Also unlike conventional beef production, in which an animal can be born and brought to slaughter in as little as five months, Scotch Highlands take time: as many as two to three years to be ready for harvest. But, as the old adage goes, “Life imparts flavor.” Just ask Angus Mackay, whom I encountered in the writings of Mark Schatzker. In his book Steak Mark writes about his odyssey to find the world’s greatest steak [please see also “Steak“]. After a disheartening trip to Texas, Mark goes to France, then to Scotland. While partnered with France’s primer beef enthusiast, Mark is able to find meat that he grades as an “A-“. It wasn’t until he reached Scotland and met Mr. Mackay that he found in Mackay’s grass-fed Highands meat that he considered “A+” beef. On he went to Japan, home of the world-renowned Kobe beef, and Argentina, a country succumbing like the United States, to grain-fed beef. 3/5 the way through the book, Angus Mackay’s cattle win out. When I mentioned this anecdote to Tom, he corrected me on my pronunciation of Angus Mackay’s last name, “It’s Angus [mic KIE].” How did Tom know? He’s met him. I was bowled over: I was sitting just one-degree of separation from the world’s greatest beef. I just finished watching The Godfather Part II (again), and here’s what jumped out at me this time, “[Michael Corelone, the Godfather] If anything in this life is certain–if history has taught us anything–it’s that you can kill anyone.” [That scene, incidentally, can be watched by clicking here]. Put in a slightly more positive way (lest anyone feels that this post contains a veiled threat), “No one is out of reach.” How true! How right! To return to what Mackay has to say about beef:
“Me [Schatzker]: ‘Would you say your beef is any better, or different, than the beef other people sell in Scotland?’ Angus Ruadh Mackay: ‘I think beef can be every bit as distinctive as a glass of single-malt Scotch, depending on where it’s made and who makes it…'[Mackay’s cattle] eat clover and ryegrass, a diet that won’t get them fat for two years, an eternity compared to the five-month turn-around achieved with steamed, flaked corn…it’s Mackay’s belief that they taste more like beef when they are more mature, which is not what the USDA thinks. The secret to good steak, he says, is time. He likens supermarket beef—in either Scotland or the United States—to three-year-old whisky, a substance ‘you simply wouldn’t want to eat.’ ‘All the modern technology in the world,’ he told me, ‘hasn’t sped up the whisky-making process. The same is true with beef,’ (Schatzker, 117 – 18). [For more on this topic, please see “The Terroir of Beef“].
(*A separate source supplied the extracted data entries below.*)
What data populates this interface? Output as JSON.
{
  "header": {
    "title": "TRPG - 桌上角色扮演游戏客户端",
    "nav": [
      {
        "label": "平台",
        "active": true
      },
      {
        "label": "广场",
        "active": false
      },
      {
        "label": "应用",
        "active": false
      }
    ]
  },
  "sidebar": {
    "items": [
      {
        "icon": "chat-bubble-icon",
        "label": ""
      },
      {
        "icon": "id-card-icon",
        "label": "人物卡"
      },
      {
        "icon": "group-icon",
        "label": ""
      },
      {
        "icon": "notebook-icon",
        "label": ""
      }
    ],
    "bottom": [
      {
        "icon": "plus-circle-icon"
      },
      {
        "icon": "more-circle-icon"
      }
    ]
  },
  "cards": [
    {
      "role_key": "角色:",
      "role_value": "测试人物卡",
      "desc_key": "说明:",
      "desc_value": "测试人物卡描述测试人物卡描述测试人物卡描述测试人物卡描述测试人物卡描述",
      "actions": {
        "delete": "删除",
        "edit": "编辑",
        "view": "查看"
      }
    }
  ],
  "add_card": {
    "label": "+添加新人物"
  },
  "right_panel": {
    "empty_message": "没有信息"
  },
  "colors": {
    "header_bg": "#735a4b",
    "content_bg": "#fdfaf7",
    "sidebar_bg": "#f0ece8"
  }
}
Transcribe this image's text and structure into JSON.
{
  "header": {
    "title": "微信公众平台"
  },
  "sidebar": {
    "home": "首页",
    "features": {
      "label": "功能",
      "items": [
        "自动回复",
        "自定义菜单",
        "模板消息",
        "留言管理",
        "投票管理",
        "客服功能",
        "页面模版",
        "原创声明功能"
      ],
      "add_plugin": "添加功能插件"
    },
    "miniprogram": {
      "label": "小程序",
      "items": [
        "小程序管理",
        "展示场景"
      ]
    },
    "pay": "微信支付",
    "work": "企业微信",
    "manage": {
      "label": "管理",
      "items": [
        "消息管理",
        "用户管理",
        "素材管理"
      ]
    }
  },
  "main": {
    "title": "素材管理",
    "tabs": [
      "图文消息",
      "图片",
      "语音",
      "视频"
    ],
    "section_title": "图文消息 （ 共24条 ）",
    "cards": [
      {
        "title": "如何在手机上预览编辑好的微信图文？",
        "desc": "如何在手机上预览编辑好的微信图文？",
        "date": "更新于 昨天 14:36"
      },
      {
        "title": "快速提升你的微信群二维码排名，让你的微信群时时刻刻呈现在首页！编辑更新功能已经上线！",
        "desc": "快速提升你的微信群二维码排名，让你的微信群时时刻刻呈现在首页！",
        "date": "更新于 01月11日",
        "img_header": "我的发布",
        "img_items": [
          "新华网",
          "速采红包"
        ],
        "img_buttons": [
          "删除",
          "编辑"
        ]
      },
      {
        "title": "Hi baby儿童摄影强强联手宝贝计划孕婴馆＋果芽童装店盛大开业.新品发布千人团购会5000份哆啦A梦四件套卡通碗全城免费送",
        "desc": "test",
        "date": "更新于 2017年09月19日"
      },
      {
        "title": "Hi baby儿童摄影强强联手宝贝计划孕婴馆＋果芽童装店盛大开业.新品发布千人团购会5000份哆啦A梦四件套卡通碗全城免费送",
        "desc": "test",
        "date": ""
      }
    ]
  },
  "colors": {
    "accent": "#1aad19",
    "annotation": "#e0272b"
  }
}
My visit ended by jumping into Tom’s truck where, in four-wheel-drive, we drove out onto pasture to get up close and personal with what felt like prehistoric animals. It is here that I must return to my original remarks about these creatures for what it is that makes them so remarkable. It is precisely the docility of these wooly mammoths that I find so astonishing: how, in them, strength and docility meet; brute strength and gentleness. It tames in a man the impulse for a negative aggression (to be distinguished from a positive aggression) which, after all, is probably more about trying to prove a dubious strength as opposed to knowing one’s true strength. In contrast, here is a beast in possession of both meekness and strength. Where else do these twin, but contrasting, qualities co-exist in unity? Perhaps in the heart of the ennobled Scottish themselves. And so my thoughts turn to the final scene of Braveheart, where “…patriots of Scotland, starving and outnumbered, charged the field of Bannockburn. They fought like warrior poets [italics mine]. They fought like Scotsmen…and won their freedom.”
It would appear that another paradox can be added to the list (please see “On the Paradoxes of Life“), that of having, at one and the same time and without diminishment of either: strength and meekness (gentleness).